Implications of the General Election result for employment law

With the Conservative Party having won a majority in the General Election 2019, this has the following implications for employment law reform:

Manifesto commitments

The Conservative Party’s manifesto promised various measures, including:

  • Creating a new single enforcement body and “cracking down” on any employer abusing employment law
  • Ensuring that workers have the right to request a more predictable contract (this was already promised in the Good Work Plan) and “other reasonable protections” 
  • Increasing the national living wage (NLW) to two-thirds of average earnings (currently forecast at £10.50 an hour) and widening its reach to workers over the age of 21 from April 2024
  • Encouraging flexible working and consulting on making it the default position unless employers have good reasons not to allow it
  • Legislating to allow parents to take extended leave for neonatal care
  • Looking at ways to make it easier for fathers to take paternity leave
  • Extending the entitlement to leave for unpaid carers to one week
  • Introducing a “firmer and fairer” Australian-style points-based immigration system.

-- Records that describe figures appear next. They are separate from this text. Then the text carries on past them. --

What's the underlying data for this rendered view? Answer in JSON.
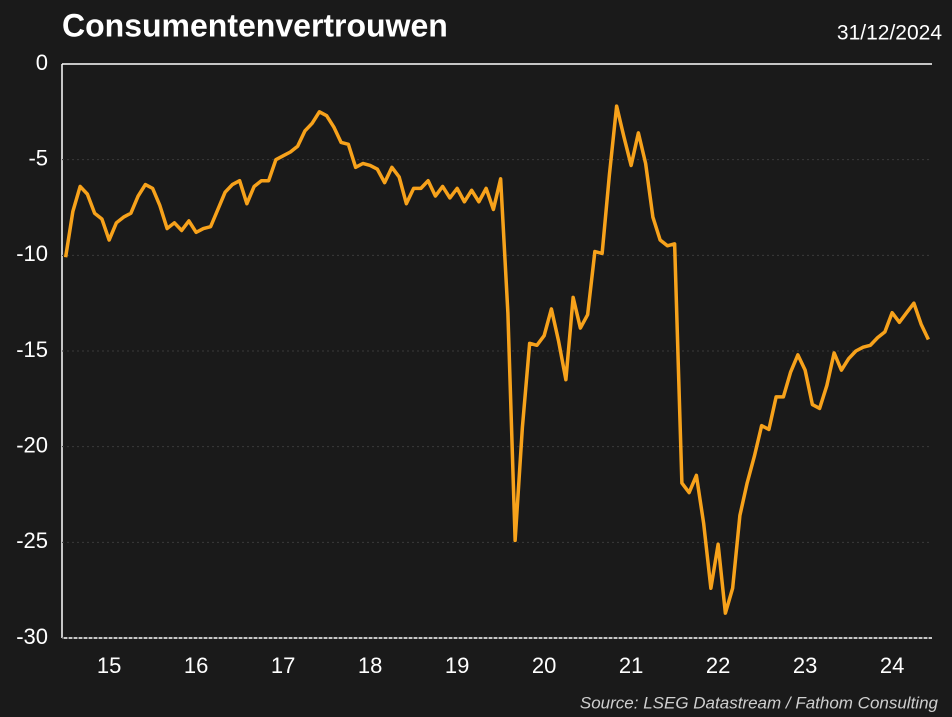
{
  "chart_data": {
    "type": "line",
    "title": "Consumentenvertrouwen",
    "subtitle": "31/12/2024",
    "source": "Source: LSEG Datastream / Fathom Consulting",
    "categories": [
      null,
      null,
      null,
      null,
      null,
      null,
      "15",
      null,
      null,
      null,
      null,
      null,
      null,
      null,
      null,
      null,
      null,
      null,
      "16",
      null,
      null,
      null,
      null,
      null,
      null,
      null,
      null,
      null,
      null,
      null,
      "17",
      null,
      null,
      null,
      null,
      null,
      null,
      null,
      null,
      null,
      null,
      null,
      "18",
      null,
      null,
      null,
      null,
      null,
      null,
      null,
      null,
      null,
      null,
      null,
      "19",
      null,
      null,
      null,
      null,
      null,
      null,
      null,
      null,
      null,
      null,
      null,
      "20",
      null,
      null,
      null,
      null,
      null,
      null,
      null,
      null,
      null,
      null,
      null,
      "21",
      null,
      null,
      null,
      null,
      null,
      null,
      null,
      null,
      null,
      null,
      null,
      "22",
      null,
      null,
      null,
      null,
      null,
      null,
      null,
      null,
      null,
      null,
      null,
      "23",
      null,
      null,
      null,
      null,
      null,
      null,
      null,
      null,
      null,
      null,
      null,
      "24",
      null,
      null,
      null,
      null,
      null
    ],
    "series": [
      {
        "name": "Consumentenvertrouwen",
        "color": "#f7a21b",
        "values": [
          -10.1,
          -7.7,
          -6.4,
          -6.8,
          -7.8,
          -8.1,
          -9.2,
          -8.3,
          -8.0,
          -7.8,
          -6.9,
          -6.3,
          -6.5,
          -7.4,
          -8.6,
          -8.3,
          -8.7,
          -8.2,
          -8.8,
          -8.6,
          -8.5,
          -7.6,
          -6.7,
          -6.3,
          -6.1,
          -7.3,
          -6.4,
          -6.1,
          -6.1,
          -5.0,
          -4.8,
          -4.6,
          -4.3,
          -3.5,
          -3.1,
          -2.5,
          -2.7,
          -3.3,
          -4.1,
          -4.2,
          -5.4,
          -5.2,
          -5.3,
          -5.5,
          -6.2,
          -5.4,
          -5.9,
          -7.3,
          -6.5,
          -6.5,
          -6.1,
          -6.9,
          -6.4,
          -7.0,
          -6.5,
          -7.2,
          -6.6,
          -7.2,
          -6.5,
          -7.6,
          -6.0,
          -13.0,
          -24.9,
          -19.0,
          -14.6,
          -14.7,
          -14.2,
          -12.8,
          -14.5,
          -16.5,
          -12.2,
          -13.8,
          -13.1,
          -9.8,
          -9.9,
          -5.8,
          -2.2,
          -3.8,
          -5.3,
          -3.6,
          -5.2,
          -8.0,
          -9.2,
          -9.5,
          -9.4,
          -21.9,
          -22.4,
          -21.5,
          -24.0,
          -27.4,
          -25.1,
          -28.7,
          -27.4,
          -23.6,
          -21.9,
          -20.5,
          -18.9,
          -19.1,
          -17.4,
          -17.4,
          -16.1,
          -15.2,
          -16.0,
          -17.8,
          -18.0,
          -16.8,
          -15.1,
          -16.0,
          -15.4,
          -15.0,
          -14.8,
          -14.7,
          -14.3,
          -14.0,
          -13.0,
          -13.5,
          -13.0,
          -12.5,
          -13.6,
          -14.4
        ]
      }
    ],
    "ylim": [
      -30,
      0
    ],
    "yticks": [
      -30,
      -25,
      -20,
      -15,
      -10,
      -5,
      0
    ],
    "grid": true
  }
}
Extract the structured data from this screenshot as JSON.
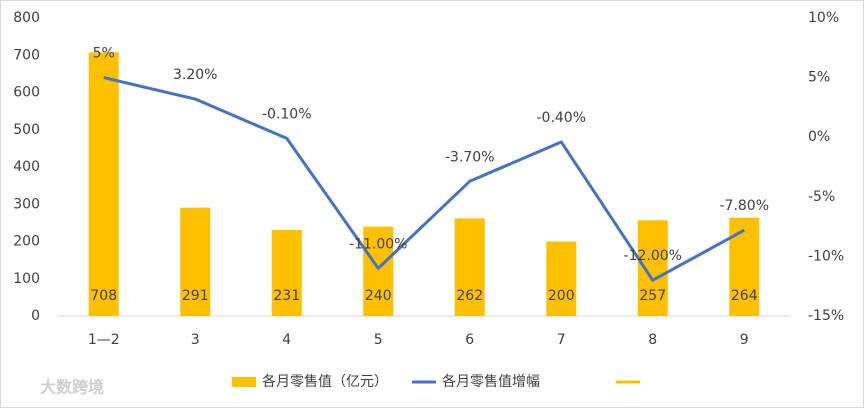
{
  "chart_data": {
    "type": "bar-line",
    "categories": [
      "1—2",
      "3",
      "4",
      "5",
      "6",
      "7",
      "8",
      "9"
    ],
    "series": [
      {
        "name": "各月零售值（亿元）",
        "type": "bar",
        "color": "#FFC000",
        "values": [
          708,
          291,
          231,
          240,
          262,
          200,
          257,
          264
        ]
      },
      {
        "name": "各月零售值增幅",
        "type": "line",
        "axis": "y2",
        "color": "#4472C4",
        "values": [
          5,
          3.2,
          -0.1,
          -11,
          -3.7,
          -0.4,
          -12,
          -7.8
        ],
        "value_labels": [
          "5%",
          "3.20%",
          "-0.10%",
          "-11.00%",
          "-3.70%",
          "-0.40%",
          "-12.00%",
          "-7.80%"
        ]
      }
    ],
    "ylim": [
      0,
      800
    ],
    "yticks": [
      0,
      100,
      200,
      300,
      400,
      500,
      600,
      700,
      800
    ],
    "y2lim": [
      -15,
      10
    ],
    "y2ticks": [
      {
        "value": -15,
        "label": "-15%"
      },
      {
        "value": -10,
        "label": "-10%"
      },
      {
        "value": -5,
        "label": "-5%"
      },
      {
        "value": 0,
        "label": "0%"
      },
      {
        "value": 5,
        "label": "5%"
      },
      {
        "value": 10,
        "label": "10%"
      }
    ],
    "grid": false,
    "legend": "bottom"
  },
  "watermark": "大数跨境"
}
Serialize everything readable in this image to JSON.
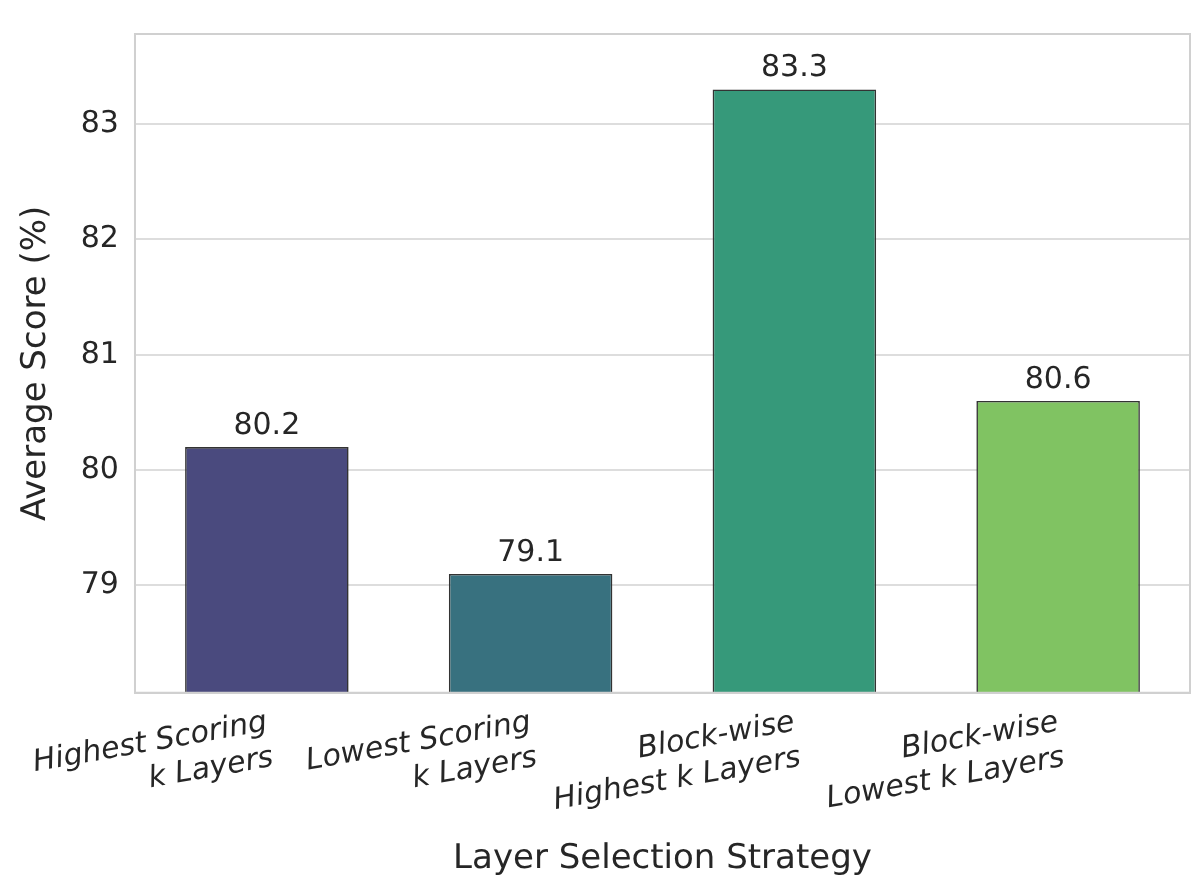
{
  "chart_data": {
    "type": "bar",
    "xlabel": "Layer Selection Strategy",
    "ylabel": "Average Score (%)",
    "categories": [
      "Highest Scoring\nk Layers",
      "Lowest Scoring\nk Layers",
      "Block-wise\nHighest k Layers",
      "Block-wise\nLowest k Layers"
    ],
    "values": [
      80.2,
      79.1,
      83.3,
      80.6
    ],
    "colors": [
      "#4a4a7e",
      "#38717f",
      "#36997a",
      "#80c362"
    ],
    "ylim": [
      78.07,
      83.78
    ],
    "yticks": [
      79,
      80,
      81,
      82,
      83
    ],
    "grid": "y",
    "data_labels": true
  }
}
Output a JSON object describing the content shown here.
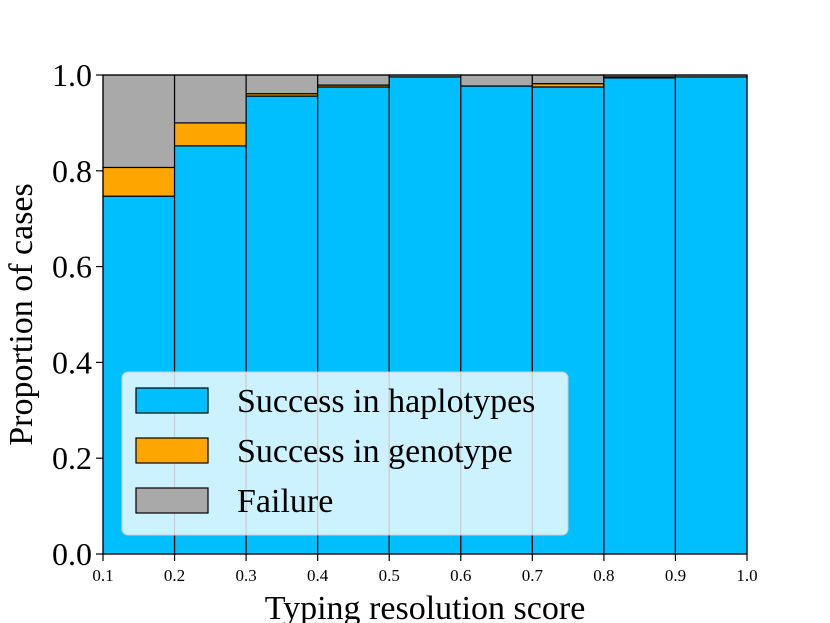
{
  "chart_data": {
    "type": "bar",
    "stacked": true,
    "title": "",
    "xlabel": "Typing resolution score",
    "ylabel": "Proportion of cases",
    "xlim": [
      0.1,
      1.0
    ],
    "ylim": [
      0.0,
      1.0
    ],
    "x_ticks": [
      "0.1",
      "0.2",
      "0.3",
      "0.4",
      "0.5",
      "0.6",
      "0.7",
      "0.8",
      "0.9",
      "1.0"
    ],
    "y_ticks": [
      "0.0",
      "0.2",
      "0.4",
      "0.6",
      "0.8",
      "1.0"
    ],
    "bin_edges": [
      0.1,
      0.2,
      0.3,
      0.4,
      0.5,
      0.6,
      0.7,
      0.8,
      0.9,
      1.0
    ],
    "series": [
      {
        "name": "Success in haplotypes",
        "color": "#00BFFF",
        "values": [
          0.747,
          0.852,
          0.956,
          0.975,
          0.996,
          0.977,
          0.975,
          0.994,
          0.996
        ]
      },
      {
        "name": "Success in genotype",
        "color": "#FFA500",
        "values": [
          0.06,
          0.048,
          0.005,
          0.004,
          0.0,
          0.0,
          0.007,
          0.002,
          0.0
        ]
      },
      {
        "name": "Failure",
        "color": "#A9A9A9",
        "values": [
          0.193,
          0.1,
          0.039,
          0.021,
          0.004,
          0.023,
          0.018,
          0.004,
          0.004
        ]
      }
    ],
    "legend_position": "lower-left",
    "grid": false
  }
}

Changes already potentially in the pipeline

  • IR35 – important changes to IR35 for medium and large private sector end users are due to take effect from 6 April 2020. However, during the course of the election campaign, the Conservative Party stated that it would review these proposed changes ahead of their planned introduction
  • A number of consultations closed during 2019 and now await either a government response or possible implementing legislation. These include consultations on: reforming family-related leave and pay; measures to address one-sided flexibility, including a new right for workers to reasonable notice of their working hours, with compensation for short or no notice shift cancellation; requiring employers with 250 or more employees to publish their family-related leave and pay and flexible working policies on their website; reforming statutory sick pay (SSP); introducing a new right for non-disabled employees to request workplace modifications on health grounds; introducing mandatory ethnicity pay reporting; and strengthening sexual harassment and equality protection

The government has also already committed to implementing the following changes to legislation when Parliamentary time allows:

  • Extending the redundancy protection period during which an employee on maternity leave must be offered suitable alternative employment in priority to other potentially redundant employees, to cover the period from when she informs her employer that she is pregnant until six months after her return to work from maternity leave
  • Prohibiting non-disclosure agreements (NDAs) being used to prevent disclosures being made to the police or to regulated health, care or legal professionals, ensuring the limitations of NDAs are clearly set out in employment contracts and settlement agreements, and extending the requirement for independent legal advice on settlement agreements to include the limitations of any NDAs.